Culture is the shared operating system of a community. It is the unwritten rules enforced with raised eyebrows or warm smiles. It is the stories we tell about who belongs. It is the habits we reward, the behaviors we normalize, the tone we take in disagreement, the way we treat service workers, the way we drive, the way we handle conflict, the way we behave when no one is watching.
Writer David Brooks once described culture as the “moral ecology” in which we live. That ecology either strengthens human dignity or erodes it.
If that definition feels too broad to wrap your mind around, it’s because culture touches everything. Anthropologists describe it as shared meanings and norms — patterns of thinking and acting that harden into “common sense.” Over time, what is repeated becomes what is expected. What is expected becomes who we are.
Culture is something we produce. It is formed when we decide what to overlook and what to confront, what to praise and what to shrug at and whether we bring our better selves into public life or outsource decency to someone else.
I’ve heard many North Texans complain that “our culture is broken,” as if culture were a distant bureaucracy or a weather system rolling in from elsewhere. But culture is rarely imposed from above. We are the ones who give it form and reinforce it. We are, by nature, culture-creators.

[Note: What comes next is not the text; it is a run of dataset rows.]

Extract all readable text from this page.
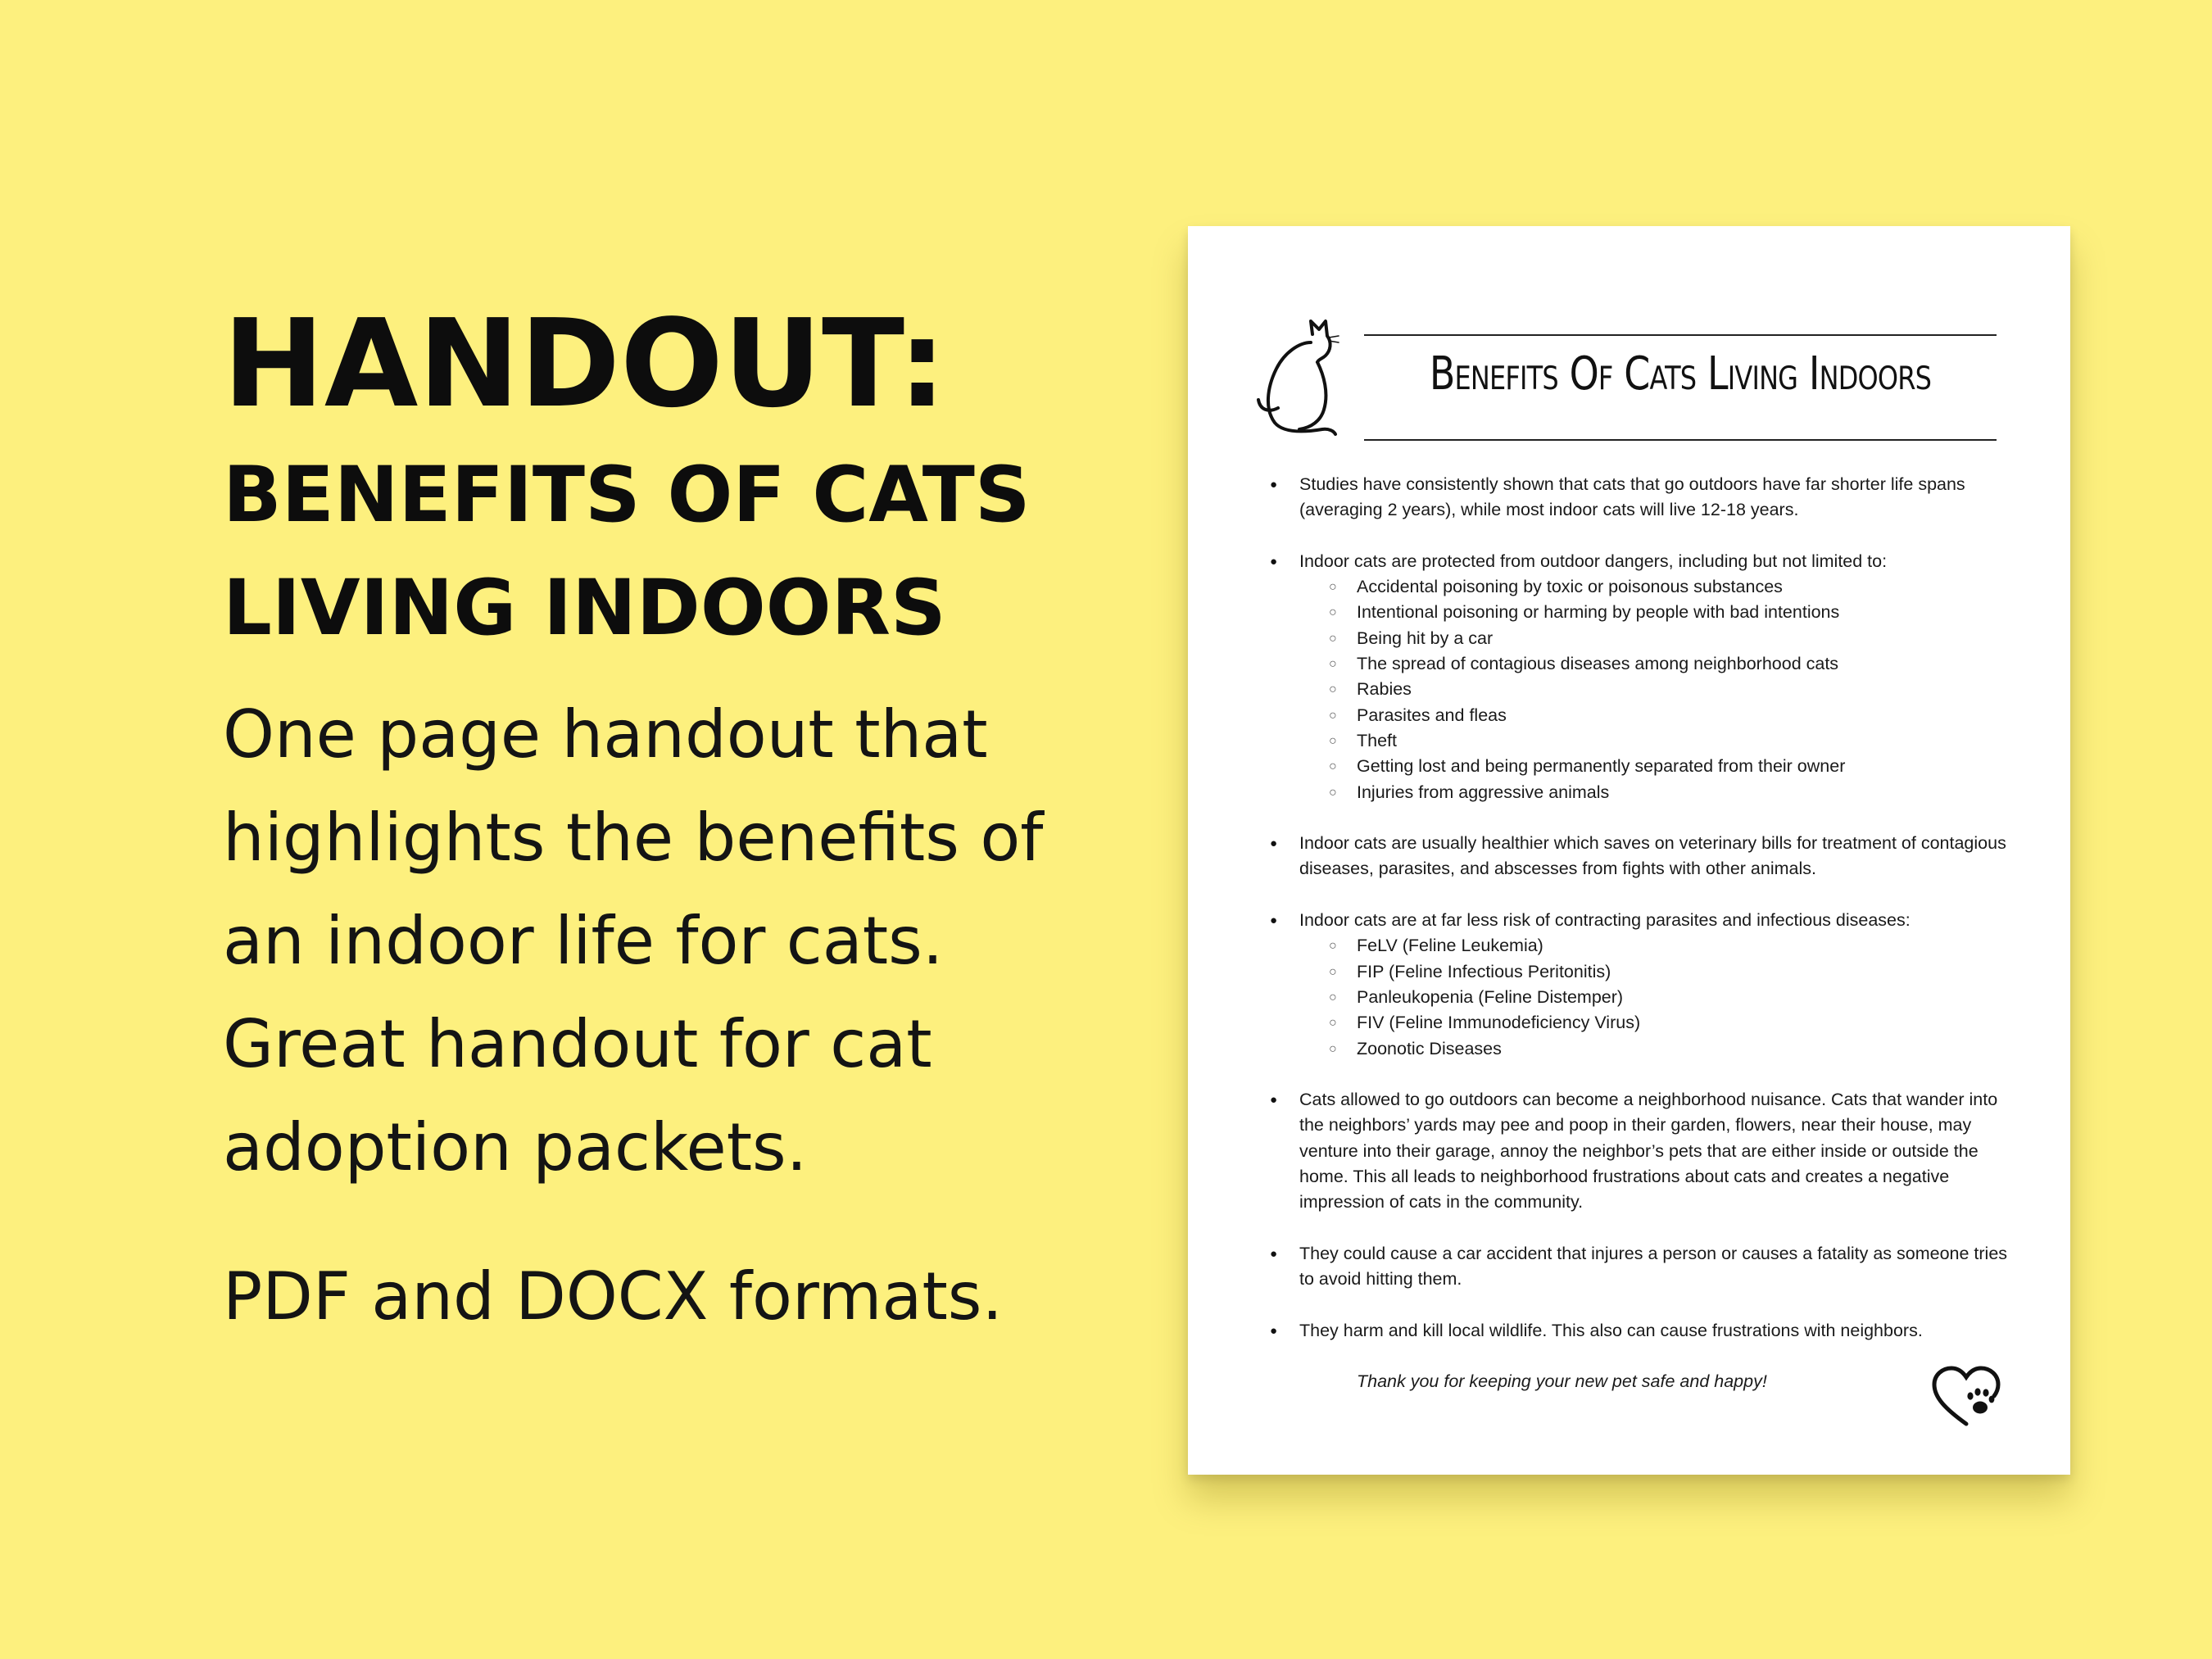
HANDOUT:
BENEFITS OF CATS
LIVING INDOORS

One page handout that highlights the benefits of an indoor life for cats. Great handout for cat adoption packets.

PDF and DOCX formats.

Benefits Of Cats Living Indoors
● Studies have consistently shown that cats that go outdoors have far shorter life spans (averaging 2 years), while most indoor cats will live 12-18 years.
● Indoor cats are protected from outdoor dangers, including but not limited to:
○ Accidental poisoning by toxic or poisonous substances
○ Intentional poisoning or harming by people with bad intentions
○ Being hit by a car
○ The spread of contagious diseases among neighborhood cats
○ Rabies
○ Parasites and fleas
○ Theft
○ Getting lost and being permanently separated from their owner
○ Injuries from aggressive animals
● Indoor cats are usually healthier which saves on veterinary bills for treatment of contagious diseases, parasites, and abscesses from fights with other animals.
● Indoor cats are at far less risk of contracting parasites and infectious diseases:
○ FeLV (Feline Leukemia)
○ FIP (Feline Infectious Peritonitis)
○ Panleukopenia (Feline Distemper)
○ FIV (Feline Immunodeficiency Virus)
○ Zoonotic Diseases
● Cats allowed to go outdoors can become a neighborhood nuisance. Cats that wander into the neighbors’ yards may pee and poop in their garden, flowers, near their house, may venture into their garage, annoy the neighbor’s pets that are either inside or outside the home. This all leads to neighborhood frustrations about cats and creates a negative impression of cats in the community.
● They could cause a car accident that injures a person or causes a fatality as someone tries to avoid hitting them.
● They harm and kill local wildlife. This also can cause frustrations with neighbors.
Thank you for keeping your new pet safe and happy!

The good news is this: If culture comes from us, then culture depends on us.
We often assume meaningful change happens first at the national level through popular movements and effective leadership. But culture is local before it is national. It is practiced face to face, learned by repetition and reinforced in small, visible acts.
When groups of people intentionally practice a higher standard of conduct in how they disagree, how they include, how they celebrate and how they care for shared space, they alter the lived experience of a place. They create proof that something better is possible.

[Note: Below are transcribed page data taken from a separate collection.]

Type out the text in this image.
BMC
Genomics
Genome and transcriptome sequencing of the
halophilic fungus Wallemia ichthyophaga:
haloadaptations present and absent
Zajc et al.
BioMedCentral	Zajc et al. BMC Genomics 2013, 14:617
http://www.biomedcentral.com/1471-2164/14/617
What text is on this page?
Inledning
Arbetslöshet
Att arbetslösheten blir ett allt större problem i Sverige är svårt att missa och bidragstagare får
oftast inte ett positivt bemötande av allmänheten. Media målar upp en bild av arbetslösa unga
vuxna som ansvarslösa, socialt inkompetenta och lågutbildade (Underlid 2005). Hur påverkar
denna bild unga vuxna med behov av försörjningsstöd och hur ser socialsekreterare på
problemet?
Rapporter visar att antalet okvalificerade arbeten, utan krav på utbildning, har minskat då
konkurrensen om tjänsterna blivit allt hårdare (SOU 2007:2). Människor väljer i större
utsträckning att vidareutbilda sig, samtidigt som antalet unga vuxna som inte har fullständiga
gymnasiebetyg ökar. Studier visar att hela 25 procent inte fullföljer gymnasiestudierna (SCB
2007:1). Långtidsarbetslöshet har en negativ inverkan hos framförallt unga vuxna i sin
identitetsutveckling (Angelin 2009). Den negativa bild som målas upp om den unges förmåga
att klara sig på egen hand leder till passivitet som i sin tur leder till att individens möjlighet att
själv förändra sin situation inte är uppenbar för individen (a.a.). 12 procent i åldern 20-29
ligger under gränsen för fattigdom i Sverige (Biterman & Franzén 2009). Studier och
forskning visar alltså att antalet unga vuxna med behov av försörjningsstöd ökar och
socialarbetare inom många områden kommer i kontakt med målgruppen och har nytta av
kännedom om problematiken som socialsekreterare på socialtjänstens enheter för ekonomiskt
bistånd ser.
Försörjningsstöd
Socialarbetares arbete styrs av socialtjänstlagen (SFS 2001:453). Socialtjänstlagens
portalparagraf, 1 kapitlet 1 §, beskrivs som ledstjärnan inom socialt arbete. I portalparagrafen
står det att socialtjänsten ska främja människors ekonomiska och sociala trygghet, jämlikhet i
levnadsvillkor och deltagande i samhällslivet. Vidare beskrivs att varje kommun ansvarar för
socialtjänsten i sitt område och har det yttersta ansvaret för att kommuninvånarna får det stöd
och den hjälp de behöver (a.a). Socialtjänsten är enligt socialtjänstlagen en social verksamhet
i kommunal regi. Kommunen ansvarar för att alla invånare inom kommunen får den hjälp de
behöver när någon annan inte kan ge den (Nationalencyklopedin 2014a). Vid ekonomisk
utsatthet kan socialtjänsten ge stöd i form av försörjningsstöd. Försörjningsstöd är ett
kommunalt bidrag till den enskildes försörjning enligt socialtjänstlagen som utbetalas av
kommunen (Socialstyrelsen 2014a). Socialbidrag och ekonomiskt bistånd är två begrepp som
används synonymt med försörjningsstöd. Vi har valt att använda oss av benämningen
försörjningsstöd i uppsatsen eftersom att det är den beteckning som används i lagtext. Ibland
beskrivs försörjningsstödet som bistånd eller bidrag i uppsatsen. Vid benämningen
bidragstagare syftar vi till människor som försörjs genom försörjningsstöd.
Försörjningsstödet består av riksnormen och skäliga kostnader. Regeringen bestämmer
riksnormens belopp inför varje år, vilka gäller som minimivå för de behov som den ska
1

What would that look like in Dallas? It would not begin with slogans.
Culture changes when three things align: telling a compelling story about who we are trying to become, engaging in repeatable practices that make that story tangible and encouraging, and reinforcing the behaviors that bring that story to its conclusion.

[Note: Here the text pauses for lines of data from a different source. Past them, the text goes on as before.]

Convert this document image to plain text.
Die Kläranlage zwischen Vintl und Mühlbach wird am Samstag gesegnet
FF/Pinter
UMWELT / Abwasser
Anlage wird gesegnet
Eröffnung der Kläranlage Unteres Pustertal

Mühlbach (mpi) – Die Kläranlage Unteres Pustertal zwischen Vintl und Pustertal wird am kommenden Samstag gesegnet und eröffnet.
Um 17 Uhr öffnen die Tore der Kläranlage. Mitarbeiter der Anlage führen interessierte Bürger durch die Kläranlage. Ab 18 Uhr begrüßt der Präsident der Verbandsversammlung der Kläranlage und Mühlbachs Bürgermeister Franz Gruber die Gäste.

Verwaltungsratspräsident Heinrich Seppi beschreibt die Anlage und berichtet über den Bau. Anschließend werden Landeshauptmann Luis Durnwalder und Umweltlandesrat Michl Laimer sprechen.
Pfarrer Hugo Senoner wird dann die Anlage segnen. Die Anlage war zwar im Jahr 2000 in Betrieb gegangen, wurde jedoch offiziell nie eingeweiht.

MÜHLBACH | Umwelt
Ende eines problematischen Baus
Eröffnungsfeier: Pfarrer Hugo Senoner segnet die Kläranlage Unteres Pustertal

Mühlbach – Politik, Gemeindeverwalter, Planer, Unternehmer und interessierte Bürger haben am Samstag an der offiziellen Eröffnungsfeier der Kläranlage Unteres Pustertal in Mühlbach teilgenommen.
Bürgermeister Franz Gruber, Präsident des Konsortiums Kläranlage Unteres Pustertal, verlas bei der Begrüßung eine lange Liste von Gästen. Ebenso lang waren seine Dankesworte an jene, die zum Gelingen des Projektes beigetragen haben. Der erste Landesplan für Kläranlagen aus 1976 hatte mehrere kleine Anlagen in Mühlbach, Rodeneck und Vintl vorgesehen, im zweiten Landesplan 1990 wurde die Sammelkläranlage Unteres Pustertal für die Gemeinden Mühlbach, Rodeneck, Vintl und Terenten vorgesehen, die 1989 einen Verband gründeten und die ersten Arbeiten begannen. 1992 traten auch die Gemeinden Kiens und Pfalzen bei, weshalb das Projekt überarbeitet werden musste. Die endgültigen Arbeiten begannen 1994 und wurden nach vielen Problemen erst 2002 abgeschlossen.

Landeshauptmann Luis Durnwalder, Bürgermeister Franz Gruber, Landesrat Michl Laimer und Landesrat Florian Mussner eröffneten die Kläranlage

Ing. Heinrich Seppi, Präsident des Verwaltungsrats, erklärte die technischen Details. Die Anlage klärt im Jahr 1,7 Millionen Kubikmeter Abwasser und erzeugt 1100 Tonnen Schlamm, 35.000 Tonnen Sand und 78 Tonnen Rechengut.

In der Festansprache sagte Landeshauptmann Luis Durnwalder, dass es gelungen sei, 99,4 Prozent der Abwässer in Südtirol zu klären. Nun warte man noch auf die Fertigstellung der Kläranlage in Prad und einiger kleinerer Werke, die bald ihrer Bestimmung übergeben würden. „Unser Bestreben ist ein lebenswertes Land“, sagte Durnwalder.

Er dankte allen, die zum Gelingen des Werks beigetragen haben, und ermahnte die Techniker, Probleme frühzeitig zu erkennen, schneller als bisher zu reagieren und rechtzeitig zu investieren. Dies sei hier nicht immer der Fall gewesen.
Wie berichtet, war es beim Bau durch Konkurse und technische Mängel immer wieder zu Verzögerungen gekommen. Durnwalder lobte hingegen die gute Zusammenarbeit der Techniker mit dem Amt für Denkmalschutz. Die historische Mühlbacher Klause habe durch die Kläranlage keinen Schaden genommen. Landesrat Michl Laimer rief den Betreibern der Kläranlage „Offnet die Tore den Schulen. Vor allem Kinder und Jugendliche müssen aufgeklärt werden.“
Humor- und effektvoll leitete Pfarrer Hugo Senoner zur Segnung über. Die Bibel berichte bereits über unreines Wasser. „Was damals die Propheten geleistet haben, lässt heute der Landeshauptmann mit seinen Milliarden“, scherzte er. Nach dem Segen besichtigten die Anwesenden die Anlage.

Imagine a city that treats dignity as a civic norm instead of a private virtue, a city that prioritizes hospitality, a city that elevates gratitude over grievance, a city that expects disagreement without dehumanization, a city that understands beauty as a public good, not a luxury.
That kind of civic culture cannot be manufactured by even the most efficient or well-meaning government, nor by any single institution. It would require alignment among schools, businesses, nonprofits, faith congregations, arts organizations and civic leaders reinforcing the same signals — that character counts, that self-mastery matters and that public life is worth tending.
The real contest for a community’s future is not fought over budgets and buildings, but over the moral ecology we create around one another. The battleground is what we normalize and what we reward, and the outcome will determine whether cynicism becomes the default tone of adulthood or optimism and goodwill regain their place in civil life.
Every generation faces the same question: Can society make an improvement, or are we destined to recycle the same failures with new branding?
The answer depends less on national headlines or exciting popular movements and more on whether ordinary people decide to take on the responsibility of being the culture-creators we really are.
Culture is a practice. And if enough of us practice what is higher — dignity, courage, restraint, gratitude, hospitality — the higher stops feeling exceptional. It becomes normal.
That’s how culture changes. And that’s how a city rises.
Kyle Ogden is president and CEO of the Thanks-Giving Foundation.